$6M site restoration changing landscape near Oso mudslide
By ERIC STEVICK, The Daily Herald
- Equipment operators, archeologists and spotters — sometimes as many as 80 people — are screening about 200,000 cubic yards of debris, separating wood and waste, while looking for remains.
The small lakes from the heavy rains of March and April are gone.
There is firmness to the sun-dried ground, a much altered-terrain from the aftermath of the March 22 Oso mudslide.
Evidence of uprooted and destroyed homes that once made up the Steelhead Drive neighborhood has largely been removed.
Cars and trucks again roll by along the patched-up stretch of Highway 530.
Yet the work in the debris fields is far from over.

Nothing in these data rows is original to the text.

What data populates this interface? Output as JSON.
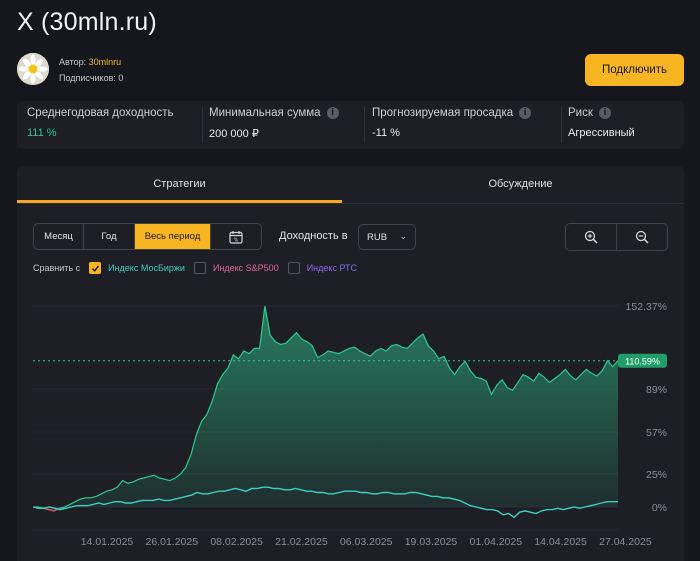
{
  "page": {
    "title": "X (30mln.ru)"
  },
  "author": {
    "label": "Автор:",
    "name": "30mlnru",
    "subscribers": "Подписчиков: 0"
  },
  "connect_label": "Подключить",
  "stats": [
    {
      "label": "Среднегодовая доходность",
      "value": "111 %",
      "info": false,
      "accent": "#2fc88f"
    },
    {
      "label": "Минимальная сумма",
      "value": "200 000 ₽",
      "info": true
    },
    {
      "label": "Прогнозируемая просадка",
      "value": "-11 %",
      "info": true
    },
    {
      "label": "Риск",
      "value": "Агрессивный",
      "info": true
    }
  ],
  "tabs": [
    {
      "label": "Стратегии",
      "active": true
    },
    {
      "label": "Обсуждение",
      "active": false
    }
  ],
  "periods": [
    {
      "label": "Месяц",
      "active": false
    },
    {
      "label": "Год",
      "active": false
    },
    {
      "label": "Весь период",
      "active": true
    }
  ],
  "calendar_icon": "calendar-icon",
  "yield_label": "Доходность в",
  "currency": "RUB",
  "compare": {
    "label": "Сравнить с",
    "items": [
      {
        "label": "Индекс МосБиржи",
        "checked": true,
        "color": "#3ecfc2"
      },
      {
        "label": "Индекс S&P500",
        "checked": false,
        "color": "#e0669b"
      },
      {
        "label": "Индекс РТС",
        "checked": false,
        "color": "#8a6cf0"
      }
    ]
  },
  "chart_data": {
    "type": "area",
    "y_ticks": [
      "152.37%",
      "89%",
      "57%",
      "25%",
      "0%"
    ],
    "ylim": [
      -10,
      160
    ],
    "x_ticks": [
      "14.01.2025",
      "26.01.2025",
      "08.02.2025",
      "21.02.2025",
      "06.03.2025",
      "19.03.2025",
      "01.04.2025",
      "14.04.2025",
      "27.04.2025"
    ],
    "current_value": 110.59,
    "current_label": "110.59%",
    "series": [
      {
        "name": "",
        "color": "#2fc88f",
        "values": [
          0,
          0,
          -1,
          -2,
          -3,
          -1,
          0,
          2,
          4,
          6,
          7,
          7,
          8,
          10,
          12,
          13,
          15,
          20,
          18,
          19,
          21,
          22,
          23,
          24,
          22,
          21,
          20,
          22,
          25,
          30,
          40,
          55,
          65,
          70,
          80,
          93,
          100,
          105,
          115,
          112,
          118,
          116,
          120,
          120,
          152.37,
          130,
          125,
          123,
          124,
          128,
          132,
          127,
          125,
          122,
          113,
          115,
          118,
          117,
          116,
          118,
          120,
          121,
          118,
          116,
          114,
          118,
          120,
          118,
          122,
          123,
          121,
          120,
          124,
          128,
          131,
          122,
          118,
          112,
          114,
          105,
          100,
          106,
          110,
          103,
          98,
          97,
          95,
          85,
          92,
          96,
          90,
          88,
          94,
          100,
          98,
          95,
          101,
          98,
          94,
          97,
          100,
          104,
          99,
          96,
          100,
          104,
          101,
          99,
          103,
          110.59,
          106,
          110.59
        ]
      },
      {
        "name": "Индекс МосБиржи",
        "color": "#3ecfc2",
        "values": [
          0,
          -1,
          -1,
          0,
          -1,
          -2,
          -1,
          0,
          1,
          1,
          1,
          2,
          3,
          2,
          3,
          4,
          4,
          3,
          3,
          4,
          5,
          5,
          5,
          6,
          5,
          5,
          6,
          7,
          8,
          9,
          11,
          10,
          10,
          11,
          12,
          12,
          13,
          14,
          13,
          12,
          14,
          14,
          15,
          15,
          14,
          14,
          13,
          13,
          14,
          13,
          12,
          12,
          11,
          11,
          10,
          10,
          11,
          12,
          12,
          12,
          11,
          11,
          10,
          10,
          11,
          11,
          10,
          10,
          10,
          11,
          11,
          10,
          9,
          8,
          8,
          7,
          7,
          6,
          5,
          3,
          1,
          0,
          -1,
          -2,
          -2,
          -3,
          -6,
          -5,
          -8,
          -4,
          -3,
          -4,
          -5,
          -3,
          -2,
          -2,
          -1,
          -2,
          -1,
          0,
          -1,
          0,
          1,
          2,
          3,
          4,
          4,
          4
        ]
      }
    ]
  }
}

Contractors hired by Snohomish County are searching through the dirt once more, separating out the wood and waste, all the while looking for remains and personal belongings to return to families. Forty-three people were killed in the slide. All but one has been found.
Site restoration is a $6.4 million job of sifting through the piles created by search and recovery teams. It also means clearing portions of the county-owned Whitehorse Trail.

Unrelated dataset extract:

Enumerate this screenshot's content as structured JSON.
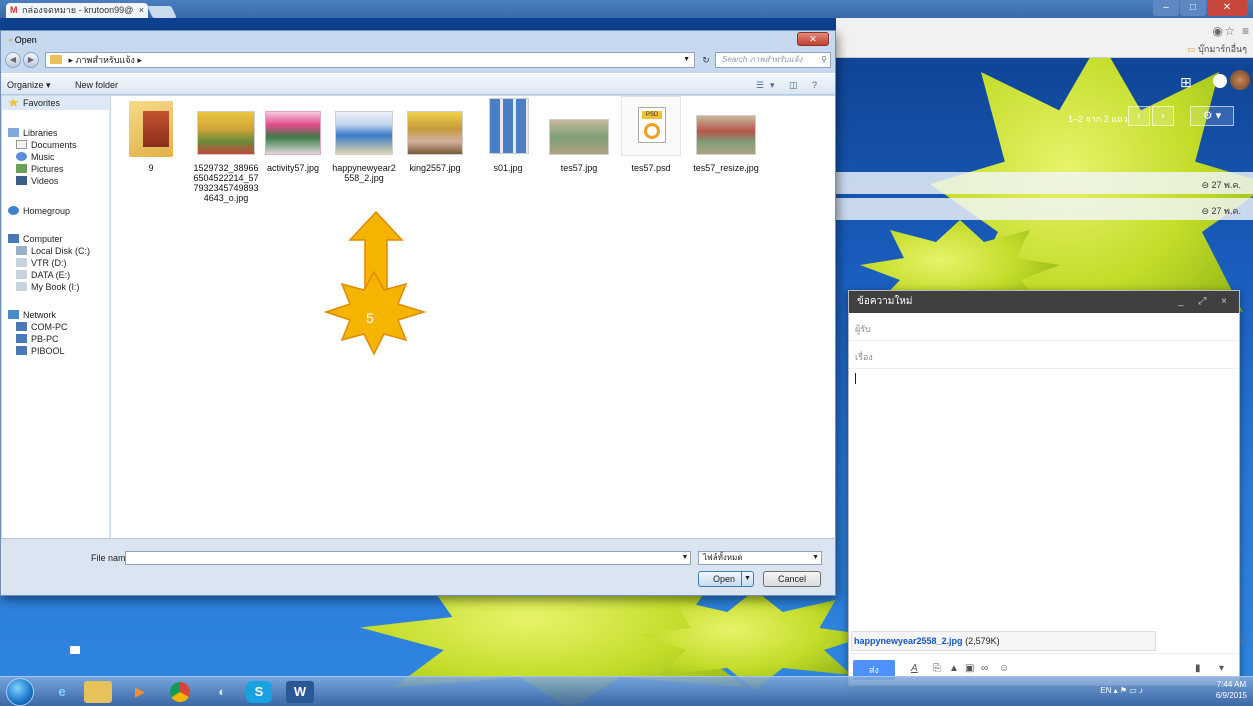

Crews have begun screening the estimated 200,000 cubic yards of debris on private property. That's comparable to 17,000 dump truck loads or a football field filled with dirt 100 feet high, said Janice Fahning, the county construction engineering manager monitoring the work.
Roughly 95 percent of the material is believed to be soil and wood debris.
The project involves up to 80 workers, including heavy equipment operators, archeologists and spotters.
Last week, crews wearing hard hats and orange and yellow safety vests began on the western edge of the debris. It is a delicate and nuanced process that's to be carried out over 10-hour days five days a week.
Work likely will wrap up in September, well before the rainy season, said Matthew Zybas, the county's solid waste utility director.
In May, Zybas wrote a letter to the Federal Emergency Management Agency declaring the debris fields a public health and safety threat. Most of the cleanup money will come from federal and state governments.
The wood will be ground into chips and used on the site.
Metal will be taken to a recycling center.
Personal belongings will be stored in totes to be reunited with owners or their loved ones.
Man-made debris, mostly building materials, will be taken to a certified landfill in Eastern Washington.
Soil will be used to fill holes and trenches. The wood chips will be spread on the soil.
The site will be seeded with grass and wildflowers.
“The whole goal of the project in the end is to create a stable and safe site,” Fahning said.
The workers want to be respectful as they make their way across the area, she added.
At the same time, county officials hope curiosity-seekers don't park their cars along the highway and that they stay clear of the debris fields.